Исламбек – кривобокий замарашка, молчаливый, пытливый и любознательный, то неотлучно следовал за мрачным Али, то уносился прочь верхом на Чиагаран. Он первым преодолевал бурные речки и опасные осыпи, взбирался по узким тропкам на неприступные скалы, умел находить пищу на голых обледенелых склонах. Фёдор быстро сообразил, что мальчишка кроме наречий нахчи и кураха, хорошо понимает и русскую речь, на которой часто говорили друг с другом Фёдор и Мажит.
Рахим нанялся на службу к Гасану-аге за плату. За время путешествия из окрестностей Хан-Кале к Дарьялу курахский рыцарь разжился имуществом. Верблюды тащили окованные железом, тяжёлые сундуки. Медные колокольцы звенели на их шеях, бренчала в сундуках военная добыча, блестел на груди Рахима помятый бронзовый нагрудник. Великодушный Гасан-ага наградил нового сподвижника взятым в бою доспехом: нагрудник и шлем с сетчатым назатыльником, булатный клинок в простых деревянных ножнах придали облику кюркского кабатчика величавую воинственность. Буланый конь под ним, немолодой и смешанных кровей, гордо вскидывал голову, гулко стуча новыми подковами в гранитные бока суровых утёсов.
* * *
Именно их, Исламбека и Рахима, Фёдор увидел первыми. Оба шли на рысях по мелководью. Копыта их коней поднимали в воздух фонтаны брызг.
– Твой хозяин идёт следом за ним, – ворчал Йовта. – С ним полоумная девка – племянница Лорса-прощелыги и её брат – ни на что не годный бродяга. Один лишь Али из всех них достоин уважения, он истинный поборник Аллаха и отважный воин. Ты готов, Нариман?
Последний вопрос Йовта адресовал одному из своих сподвижников. Тот самый абрек, что заарканил Фёдора на крыше башни, держал наготове длинноствольное турецкое ружьё. Рахим и Исламбек приблизились настолько, что хорошо стали видны и счастливая улыбка на лице мальчишки, и заострённое чеканное наносье рахимова шлема.
– Стреляй! – благодушно молвил Йовта. Звук выстрела поднял в воздух стаю задремавших падальщиков. Рахим, вскрикнув, повалился влево, в воды Ардона. Наверное, это рана помешала кюркскому кабатчику в последний раз побороться за жизнь. Он несколько раз взмахнул руками, пытаясь высвободить тело из объятий быстрой воды, потом ослабел. Вода закружила его и понесла прочь.

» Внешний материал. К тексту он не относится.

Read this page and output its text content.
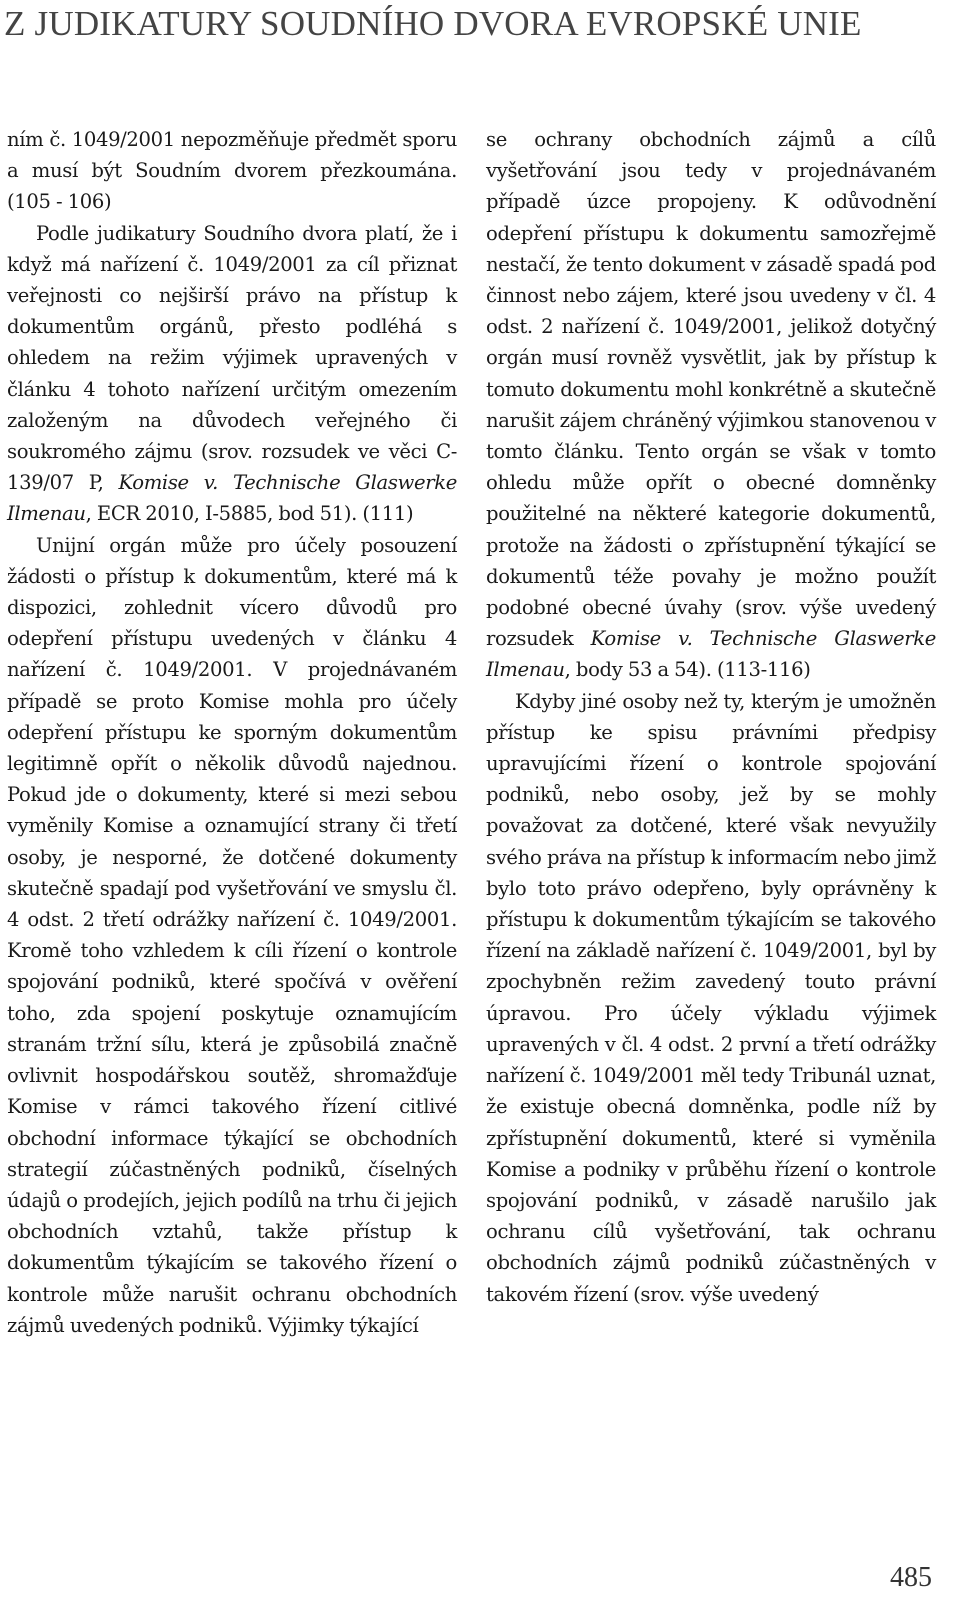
Z JUDIKATURY SOUDNÍHO DVORA EVROPSKÉ UNIE

ním č. 1049/2001 nepozměňuje předmět sporu a musí být Soudním dvorem přezkoumána. (105 - 106)

Podle judikatury Soudního dvora platí, že i když má nařízení č. 1049/2001 za cíl přiznat veřejnosti co nejširší právo na přístup k dokumentům orgánů, přesto podléhá s ohledem na režim výjimek upravených v článku 4 tohoto nařízení určitým omezením založeným na důvodech veřejného či soukromého zájmu (srov. rozsudek ve věci C-139/07 P, Komise v. Technische Glaswerke Ilmenau, ECR 2010, I-5885, bod 51). (111)

Unijní orgán může pro účely posouzení žádosti o přístup k dokumentům, které má k dispozici, zohlednit vícero důvodů pro odepření přístupu uvedených v článku 4 nařízení č. 1049/2001. V projednávaném případě se proto Komise mohla pro účely odepření přístupu ke sporným dokumentům legitimně opřít o několik důvodů najednou. Pokud jde o dokumenty, které si mezi sebou vyměnily Komise a oznamující strany či třetí osoby, je nesporné, že dotčené dokumenty skutečně spadají pod vyšetřování ve smyslu čl. 4 odst. 2 třetí odrážky nařízení č. 1049/2001. Kromě toho vzhledem k cíli řízení o kontrole spojování podniků, které spočívá v ověření toho, zda spojení poskytuje oznamujícím stranám tržní sílu, která je způsobilá značně ovlivnit hospodářskou soutěž, shromažďuje Komise v rámci takového řízení citlivé obchodní informace týkající se obchodních strategií zúčastněných podniků, číselných údajů o prodejích, jejich podílů na trhu či jejich obchodních vztahů, takže přístup k dokumentům týkajícím se takového řízení o kontrole může narušit ochranu obchodních zájmů uvedených podniků. Výjimky týkající

se ochrany obchodních zájmů a cílů vyšetřování jsou tedy v projednávaném případě úzce propojeny. K odůvodnění odepření přístupu k dokumentu samozřejmě nestačí, že tento dokument v zásadě spadá pod činnost nebo zájem, které jsou uvedeny v čl. 4 odst. 2 nařízení č. 1049/2001, jelikož dotyčný orgán musí rovněž vysvětlit, jak by přístup k tomuto dokumentu mohl konkrétně a skutečně narušit zájem chráněný výjimkou stanovenou v tomto článku. Tento orgán se však v tomto ohledu může opřít o obecné domněnky použitelné na některé kategorie dokumentů, protože na žádosti o zpřístupnění týkající se dokumentů téže povahy je možno použít podobné obecné úvahy (srov. výše uvedený rozsudek Komise v. Technische Glaswerke Ilmenau, body 53 a 54). (113-116)

Kdyby jiné osoby než ty, kterým je umožněn přístup ke spisu právními předpisy upravujícími řízení o kontrole spojování podniků, nebo osoby, jež by se mohly považovat za dotčené, které však nevyužily svého práva na přístup k informacím nebo jimž bylo toto právo odepřeno, byly oprávněny k přístupu k dokumentům týkajícím se takového řízení na základě nařízení č. 1049/2001, byl by zpochybněn režim zavedený touto právní úpravou. Pro účely výkladu výjimek upravených v čl. 4 odst. 2 první a třetí odrážky nařízení č. 1049/2001 měl tedy Tribunál uznat, že existuje obecná domněnka, podle níž by zpřístupnění dokumentů, které si vyměnila Komise a podniky v průběhu řízení o kontrole spojování podniků, v zásadě narušilo jak ochranu cílů vyšetřování, tak ochranu obchodních zájmů podniků zúčastněných v takovém řízení (srov. výše uvedený

485
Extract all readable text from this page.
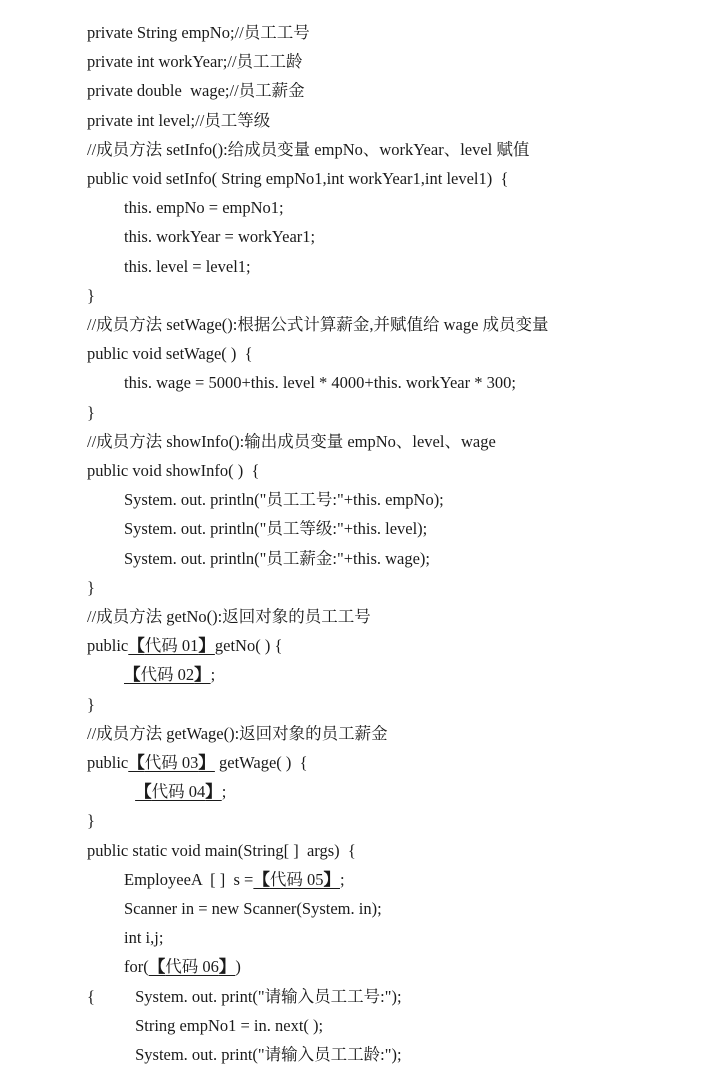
private String empNo;//员工工号
private int workYear;//员工工龄
private double  wage;//员工薪金
private int level;//员工等级
//成员方法 setInfo():给成员变量 empNo、workYear、level 赋值
public void setInfo( String empNo1,int workYear1,int level1)  {
this. empNo = empNo1;
this. workYear = workYear1;
this. level = level1;
}
//成员方法 setWage():根据公式计算薪金,并赋值给 wage 成员变量
public void setWage( )  {
this. wage = 5000+this. level * 4000+this. workYear * 300;
}
//成员方法 showInfo():输出成员变量 empNo、level、wage
public void showInfo( )  {
System. out. println("员工工号:"+this. empNo);
System. out. println("员工等级:"+this. level);
System. out. println("员工薪金:"+this. wage);
}
//成员方法 getNo():返回对象的员工工号
public【代码 01】getNo( ) {
【代码 02】;
}
//成员方法 getWage():返回对象的员工薪金
public【代码 03】 getWage( )  {
【代码 04】;
}
public static void main(String[ ]  args)  {
EmployeeA  [ ]  s =【代码 05】;
Scanner in = new Scanner(System. in);
int i,j;
for(【代码 06】)
{ System. out. print("请输入员工工号:");
String empNo1 = in. next( );
System. out. print("请输入员工工龄:");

Исламбек продолжал скакать вперёд по излучине реки. Он, как смог, высоко приподнялся в стременах, всматриваясь в склоны холмов перед собой. Мальчишка истово махал им белым платком.
– Ещё один предатель, – усмехнулся Йовта, но команды убить мальчишку так и не отдал.
Исламбек приблизился на расстояние десяти шагов и осадил Чиагаран. Он говорил горячо и быстро, черты лица его искажались поочерёдно гримасами гнева, обиды, печали. Фёдор разобрал лишь отдельные слова…
– Не надейся, казак, понять речь кривобокого сопляка, – усмехнулся Йовта. – Мальчишка говорит на языке туальцев – исконных жителей этих мест. Их говор сильно рознится с нашим. Но я готов перевести его речь для тебя. Немного побыть, как ты, толмачом. Парень просится ко мне в войско. Надоел ему, дескать, твой друг Гасан-ага. Жадный, дескать, он.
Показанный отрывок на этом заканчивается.